Alangkah terpesonanya lagi saat
ia melihat seorang
gadis yang cantik
jelita sedang mengayunkan
tangannya sekaligus memberi aba-aba pada gadis-gadis lain. Rupanya,
gadis yang bernama Sri Poh Haci itu adalah pemimpin dari kelompok gadis-gadis
yang bermain ngagondang.
“Itulah gadis yang pernah hadir dalam
mimpiku,” Raden Budog membatin.Betapa senangnya hati Raden Budog karena gadis
yang selama ini ia cari kini ada di depan matanya. Ia pun terus memandang gadis itu tanpa berkedip
sedikit pun. Sementara itu, Sri Poh
Haci yang merasa ada yang memperhatikan
segera memberikan isyarat
kepada teman-temannya agar
menghentikan permainan
ngagondang. Gadis-gadis itu
pun berhenti memainkan
alu di tangannya
seraya bergegas pulang ke rumah
masing-masing, termasuk Sri Poh Haci.

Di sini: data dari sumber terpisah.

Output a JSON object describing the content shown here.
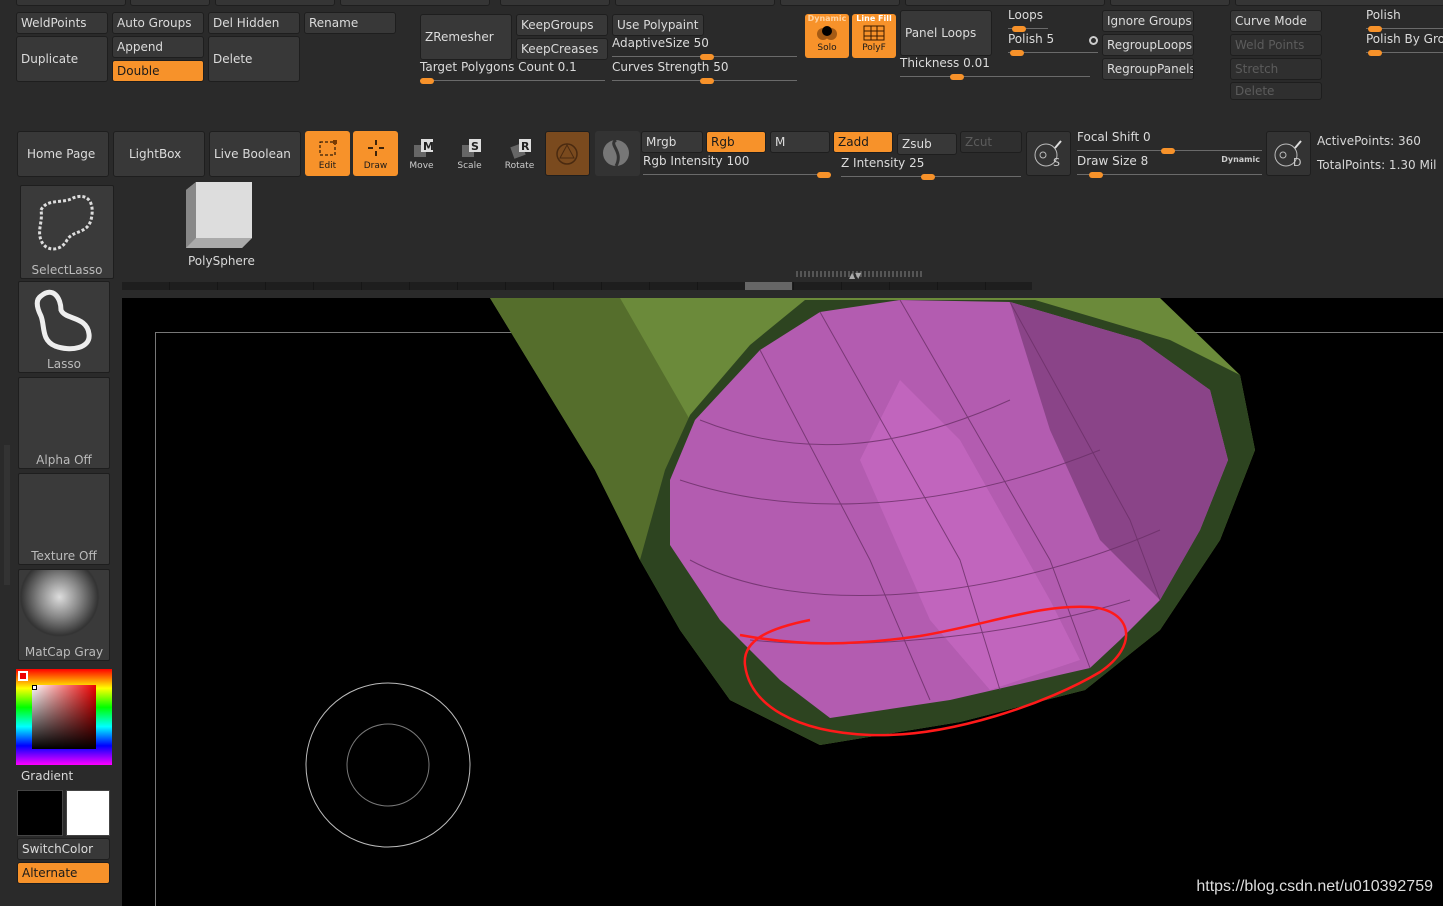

Setiba di rumahnya, Sri Poh Haci disambut
oleh ibunya. “Kenapa permainan lesungnya hanya sebentar, anakku?” tanya ibu Sri
Poh Haci yang biasa dipanggil Nyi Siti. “Tadi
ada seorang pemuda
tampan yang belum
pernah aku lihat.
Dia memperhatikanku terus
saat bermain ngadondang. Aku kan jadi malu, Bu,” jelas Sri Poh Haci.Baru
saja mereka membicarakan pemuda asing itu, tiba-tiba terdengar bunyi ketukan
pintu dan disusul suara seorang laki-laki. “Sampurasun..., permisi...”
“Rampes...,” jawab ibu Sir Poh Haci seraya menuju ke ruang depan untuk
membukakan pintu.
Begitu Nyi Siti membuka pintu, tampaklah
seorang pemuda tampan dan gagah perkasa sedang berdiri di depan pintu. “Maaf
kalau kedatangan saya mengganggu. Bolehkah saya menginap di rumah ibu?” pinta
pemuda itu yang tak lain adalah Raden Budog. Betapa terkejut Nyi Siti mendengar
permintaan pemuda yang tidak dikenalnya itu. “Maaf, kisanak ini siapa dan
berasal dari mana? Mengapa kisanak ingin menginap di rumah saya? Kami belum
mengenal kisanak,” tanya Nyi Siti curiga. Raden Budog pun lantas memperkenalkan
diri. “Nama saya Raden
Budog, Bu. Saya
seorang pengembara dan
kebetulan mampir di
kampung ini. Jika diperkankan, izinkanlah saya untuk
menginap di rumah ibu,” pinta Raden Budog kembali.“Maaf, Raden. Penghuni rumah
ini hanya saya dan anak gadis saya. Saya tidak berani menerima tamu laki-laki,
apalagi jika menginap,” jawab Nyi Siti tegas seraya menutup pintu.Rupanya, Nyi
Siti tidak senang dengan sikap Raden Budog yang dianggap terlalu lancang ingin
menginap di rumahnya. Sementara itu, Raden Budog merasa kesal karena
permintaannya ditolak oleh perempuan paruh
baya itu.
Karena
hari sudah mulai
gelap, ia pun
memutuskan untuk beristirahat
di bale-bale bambu yang berada di
dekat rumah Nyi Siti.“Ah, sebaiknya aku tidur di sini saja,” gumam Raden Budog
seraya merebahkan tubuhnya di atas bale bale bambu itu.Pemuda pengembara itu
pun tertidur pulas. Dalam tidurnya, ia bermimpi diizinkan menginap di rumah
itu. Namun, bukan Nyi Siti yang mengizinkannya, melainkan Sri Poh Haci. Di
tengah -tengah menikmati mimpi
indahnya, tiba-tiba hidungnya
merasakan wangi kopi
yang menyegarkan. Begitu
ia membuka matanya, tampak
matahari sudah muncul di ufuk timur dan seorang gadis cantik berdiri di
sampingnya. “Silakan diminum kopinya, Raden!” kata gadis itu. “Hai, nama kamu
siapa? Dan dari mana kamu tahu namaku?” tanya Raden Budog pura-pura tidak tahu
bahwa gadis itu pastilah anak Nyi Siti. “Namaku Sir Poh Haci, anak Nyi Siti,”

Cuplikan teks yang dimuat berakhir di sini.